Saturday, October 4, 2008

It's Saturday

I actually feel pretty good. I think it's a combination of not having to go to work, getting Jade today and it being a Gorgeous fall day outside. The best time of the year here. I used to not like fall but I tell ya, the leaves blowing off the trees, the wind a little brisk, the sun shining, it really is a Great day and.
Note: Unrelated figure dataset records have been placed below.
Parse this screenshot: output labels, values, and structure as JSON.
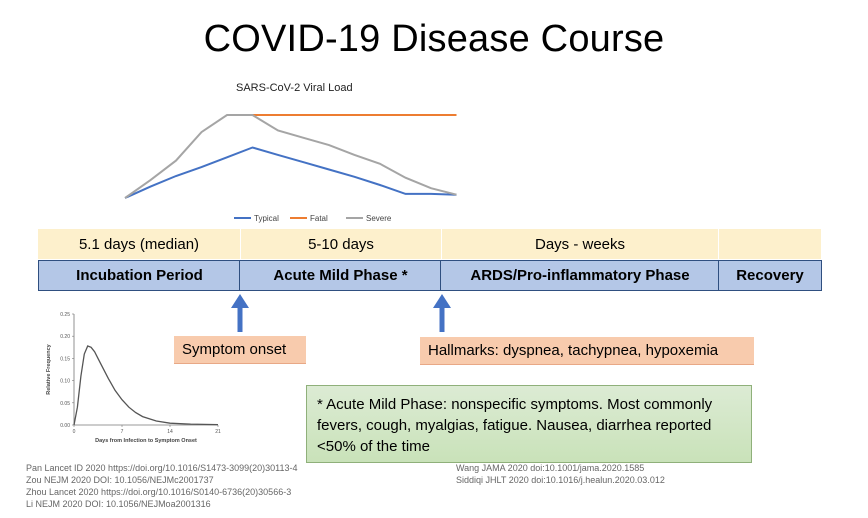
{
  "title": "COVID-19 Disease Course",
  "viral_load_chart": {
    "type": "line",
    "title": "SARS-CoV-2 Viral Load",
    "series": [
      {
        "name": "Typical",
        "color": "#4472c4",
        "values": [
          0,
          1.4,
          2.7,
          3.8,
          5.0,
          6.2,
          5.3,
          4.4,
          3.5,
          2.6,
          1.6,
          0.5,
          0.5,
          0.4
        ]
      },
      {
        "name": "Fatal",
        "color": "#ed7d31",
        "values": [
          null,
          null,
          null,
          null,
          10.2,
          10.2,
          10.2,
          10.2,
          10.2,
          10.2,
          10.2,
          10.2,
          10.2,
          10.2
        ]
      },
      {
        "name": "Severe",
        "color": "#a5a5a5",
        "values": [
          0,
          2.2,
          4.6,
          8.1,
          10.2,
          10.2,
          8.3,
          7.4,
          6.5,
          5.3,
          4.2,
          2.5,
          1.2,
          0.4
        ]
      }
    ]
  },
  "durations": [
    "5.1 days (median)",
    "5-10 days",
    "Days - weeks",
    ""
  ],
  "phases": [
    "Incubation Period",
    "Acute Mild Phase *",
    "ARDS/Pro-inflammatory Phase",
    "Recovery"
  ],
  "callouts": {
    "onset": "Symptom onset",
    "hallmarks": "Hallmarks: dyspnea, tachypnea, hypoxemia"
  },
  "note": "* Acute Mild Phase: nonspecific symptoms. Most commonly fevers, cough, myalgias, fatigue. Nausea, diarrhea reported <50% of the time",
  "incubation_chart": {
    "type": "line",
    "ylabel": "Relative Frequency",
    "xlabel": "Days from Infection to Symptom Onset",
    "x_ticks": [
      "0",
      "7",
      "14",
      "21"
    ],
    "y_ticks": [
      "0.00",
      "0.05",
      "0.10",
      "0.15",
      "0.20",
      "0.25"
    ],
    "xlim": [
      0,
      21
    ],
    "ylim": [
      0,
      0.25
    ],
    "x": [
      0,
      0.5,
      1,
      1.5,
      2,
      2.5,
      3,
      3.5,
      4,
      5,
      6,
      7,
      8,
      9,
      10,
      12,
      14,
      17,
      21
    ],
    "y": [
      0,
      0.04,
      0.11,
      0.16,
      0.178,
      0.175,
      0.165,
      0.15,
      0.135,
      0.105,
      0.078,
      0.057,
      0.04,
      0.028,
      0.019,
      0.009,
      0.004,
      0.002,
      0.001
    ],
    "color": "#555555"
  },
  "references_left": [
    "Pan Lancet ID 2020 https://doi.org/10.1016/S1473-3099(20)30113-4",
    "Zou NEJM 2020 DOI: 10.1056/NEJMc2001737",
    "Zhou Lancet 2020 https://doi.org/10.1016/S0140-6736(20)30566-3",
    "Li NEJM 2020 DOI: 10.1056/NEJMoa2001316"
  ],
  "references_right": [
    "Wang JAMA 2020 doi:10.1001/jama.2020.1585",
    "Siddiqi JHLT 2020 doi:10.1016/j.healun.2020.03.012"
  ]
}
YOUR INNER VOICE----- YES, WE ALL HAVE ONE----YOU'VE JUST NOT BEEN PAYING ATTENTION

As I sit today, I realize and I'm listening to my inner voice. I took a step this year to lose weight. I wanted to lose weight with all my power. I did not know how to achieve this goal but.. I knew.. I wanted it. I asked a few questions one day and I got so bombarded with rocks about this particular nutritionist that it was sickening. I was like, what the heck is she a God or something? it was all powerful that this was the way. I felt compelled to say, okay, I'll bite. All the while in my head, I had a battle. I don't know why but there was. I wanted to quite that battle and so, I went forth. I did all I could, even go into debt to do this. Now this contradicted my previous goal of working on getting out of debt. Not good. I was always feeling alone, more so then usual from being single as no one was eating as I was. I felt alone and I felt like a Giraffe amongst Elephants. I don't know where that picture came from but that's what I felt like. Every day at work people were eating out, eating Candy, even Chewing gum made me upset. It was just plain hard. Losing weight on your own is very hard. I've heard this, I've read this and I've felt this. Get support what ever road you chose to go. It's like choosing a doctor. If you and that doc don't click, step out. I wasn't clicking because I had questions and I felt they were not being answered to my understanding. Therefore, this person said, I asked the same questions all the time and even eluded that I was playing games with her. Well, it was no game to me. It was about helping me understand why a certain food could not be on my plate. I had rough days where I say were a pitty party. They say well, you are!!! Great encouragement wouldn't you think: ) So, I have like 4 weeks to go on this eating plan and then I'm off to do as I please. I please right now to do what I can on it until I know my 12 weeks are up. Then we'll do the countdown again, till Christmas. My goal for the end of the year any how was/is to lose 20 pounds. I can do it and I will. Stick to what works for you. Make sure it's a healthy choice and read as much as you can about it. Get support. Even from family or friends or other people on your eating journey. Just don't sit it out alone. Stress can also make you fat so make it as stress free as possible. There will be stress in learning a new way of eating, but be patient and gentle with yourself. You have to live with you. Be well and be Blessed.